King also rebuts the critics’ argument that segregation laws should be fought in the courts and not on the streets, explaining that only through direct action can they force the white majority to confront the issue of racism and enter into true dialogue. While the protesters are breaking laws—which is precisely why King must write his letter from the Birmingham City jail—those laws are immoral and unjust, and civil disobedience is thus a patriotic response.
In addition to responding directly to the criticisms brought forth by the clergymen, King uses his letter to make his own judgments as well. He expresses his extreme disappointment at white moderates, whom he considers more detrimental to the cause of racial equality than the Ku Klux Klan. He condemns the fact that the moderate claims to support the mission while rejecting all attempts at direct action. He would rather be considered an extremist “for the cause of justice” than stand by and passively allow those injustices to persist, as the white moderate has done in the South.

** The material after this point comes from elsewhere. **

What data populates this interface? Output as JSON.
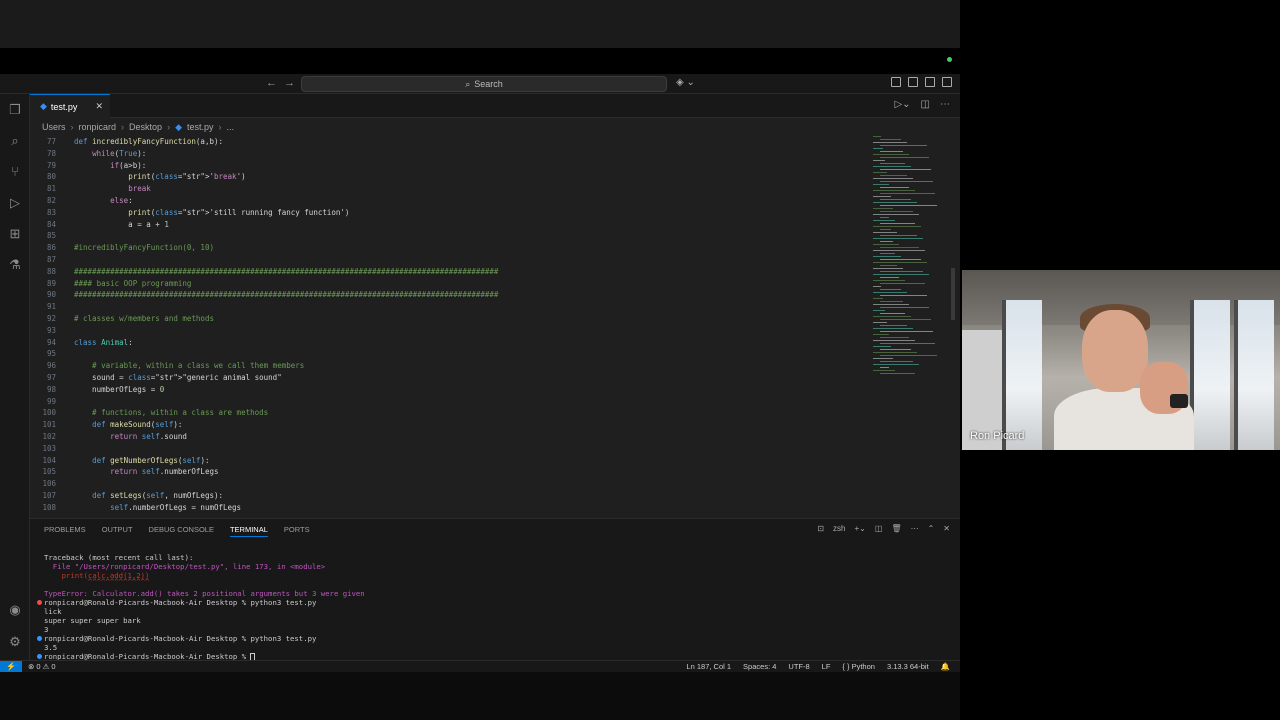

King then extends his criticism to the leadership of the white church for championing the status quo. He expected more of the church, an institution that once “transformed the mores of society,” but laments the fact that the contemporary church has fallen far from its early Christian origins to become “an irrelevant social club” rather than a source of inspiration. Yet with all of his concern about the lack of support for the cause of racial equality and desegregation, King closes his letter on a hopeful note, expressing his belief that African Americans will achieve the freedom and equality they are fighting for.